Maud Gonne (1866-1953) was, among other things, a famous English-born Irish nationalist and revolutionary, the person responsible for a great deal of anguish on behalf of W. B. Yeats (who was really, really obsessed with her), and also very very tall. Her letter is addressed to the women of Dublin during the Second Boer War (1899-1902), advising them not to sleep with the British soldiers who were increasingly prevalent on the Dublin streets in an attempt to increase enlistment for the war. As Gonne writes in her autobiography,
“To make recruiting easier, the Army Authorities altered their rule of obliging the men to sleep in the barracks, and O’Connell Street used to be full of Red coats walking with their girls. We got out leaflets on the shame of Irish girls consorting with the soldiers of the enemy of their country and used to distribute them to the couples in the streets, with the result that almost every night there were fights in O’Connell Street, for the brothers and the sweet-hearts of Inghinidhe na hEireann [“Daughters of Ireland,” a revolutionary women’s society that Gonne founded] used to come out also to prevent us being insulted by the English soldiers and the ordinary passers-by often took our side” (Gonne 266-7).
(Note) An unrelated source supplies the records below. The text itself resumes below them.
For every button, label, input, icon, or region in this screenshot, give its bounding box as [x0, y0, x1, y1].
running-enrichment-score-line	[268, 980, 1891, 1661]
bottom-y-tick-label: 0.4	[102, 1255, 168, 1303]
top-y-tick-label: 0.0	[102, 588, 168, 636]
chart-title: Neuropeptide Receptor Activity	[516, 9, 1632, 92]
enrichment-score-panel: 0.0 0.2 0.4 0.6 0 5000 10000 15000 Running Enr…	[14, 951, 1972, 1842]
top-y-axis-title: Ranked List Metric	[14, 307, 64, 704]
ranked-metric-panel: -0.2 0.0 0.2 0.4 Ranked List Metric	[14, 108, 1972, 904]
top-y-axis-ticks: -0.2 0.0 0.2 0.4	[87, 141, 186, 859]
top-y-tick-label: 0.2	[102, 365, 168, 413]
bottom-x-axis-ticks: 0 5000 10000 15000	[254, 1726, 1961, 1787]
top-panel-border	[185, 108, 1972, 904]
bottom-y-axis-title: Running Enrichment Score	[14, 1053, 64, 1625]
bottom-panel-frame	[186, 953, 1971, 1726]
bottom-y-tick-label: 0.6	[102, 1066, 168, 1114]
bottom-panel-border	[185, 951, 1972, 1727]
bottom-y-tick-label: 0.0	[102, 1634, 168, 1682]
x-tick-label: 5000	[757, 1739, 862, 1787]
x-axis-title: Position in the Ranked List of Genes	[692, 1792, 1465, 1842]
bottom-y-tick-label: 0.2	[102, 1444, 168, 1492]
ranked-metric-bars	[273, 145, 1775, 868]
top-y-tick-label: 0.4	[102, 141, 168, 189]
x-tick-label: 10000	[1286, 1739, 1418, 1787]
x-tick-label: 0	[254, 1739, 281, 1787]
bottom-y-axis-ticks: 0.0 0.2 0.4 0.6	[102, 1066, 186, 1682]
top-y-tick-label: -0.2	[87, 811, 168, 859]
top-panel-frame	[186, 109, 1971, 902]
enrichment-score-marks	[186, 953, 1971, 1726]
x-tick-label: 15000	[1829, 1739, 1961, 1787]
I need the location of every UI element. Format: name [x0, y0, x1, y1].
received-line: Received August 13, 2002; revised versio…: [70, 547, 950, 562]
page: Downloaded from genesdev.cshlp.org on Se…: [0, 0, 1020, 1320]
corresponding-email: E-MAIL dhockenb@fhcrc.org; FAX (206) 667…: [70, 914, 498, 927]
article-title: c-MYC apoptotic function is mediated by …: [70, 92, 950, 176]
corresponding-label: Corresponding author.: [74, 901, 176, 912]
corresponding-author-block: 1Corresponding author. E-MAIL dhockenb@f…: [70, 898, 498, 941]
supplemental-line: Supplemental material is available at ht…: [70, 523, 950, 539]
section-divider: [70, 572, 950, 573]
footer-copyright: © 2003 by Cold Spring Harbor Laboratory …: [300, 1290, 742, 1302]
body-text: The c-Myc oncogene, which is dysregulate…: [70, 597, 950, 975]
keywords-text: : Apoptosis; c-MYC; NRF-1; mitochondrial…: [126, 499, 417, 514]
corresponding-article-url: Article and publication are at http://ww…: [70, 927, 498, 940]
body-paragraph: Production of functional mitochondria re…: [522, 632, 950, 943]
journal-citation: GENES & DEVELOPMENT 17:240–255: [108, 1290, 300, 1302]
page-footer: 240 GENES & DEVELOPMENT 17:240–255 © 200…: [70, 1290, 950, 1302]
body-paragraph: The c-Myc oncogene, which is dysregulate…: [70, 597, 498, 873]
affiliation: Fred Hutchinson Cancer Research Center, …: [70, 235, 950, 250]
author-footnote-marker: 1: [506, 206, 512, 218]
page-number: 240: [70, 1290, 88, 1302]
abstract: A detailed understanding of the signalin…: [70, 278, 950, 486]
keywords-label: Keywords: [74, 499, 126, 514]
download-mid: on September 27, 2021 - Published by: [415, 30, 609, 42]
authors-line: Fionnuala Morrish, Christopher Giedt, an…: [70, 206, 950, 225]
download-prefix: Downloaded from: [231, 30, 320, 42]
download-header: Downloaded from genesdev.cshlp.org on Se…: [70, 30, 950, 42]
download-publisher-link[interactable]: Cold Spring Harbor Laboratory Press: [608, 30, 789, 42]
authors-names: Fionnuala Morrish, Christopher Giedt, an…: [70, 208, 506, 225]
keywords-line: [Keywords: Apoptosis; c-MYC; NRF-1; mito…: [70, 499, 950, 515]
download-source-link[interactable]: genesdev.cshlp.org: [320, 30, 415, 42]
Bloom’s later assertion that the British army is “an army rotten with venereal disease: overseas or halfseasover empire” (5.71-2) references the British excursion into South Africa, a military excursion which several prominent Irish nationalists used as an excuse to fight directly against the British (including Gonne’s future husband (much to the chagrin of Yeats), John MacBride, who helped to lead the Irish Transvaal Brigade in South Africa itself). I’d imagine that this war, taking place so soon before the events of Ulysses, may be a recurring topic.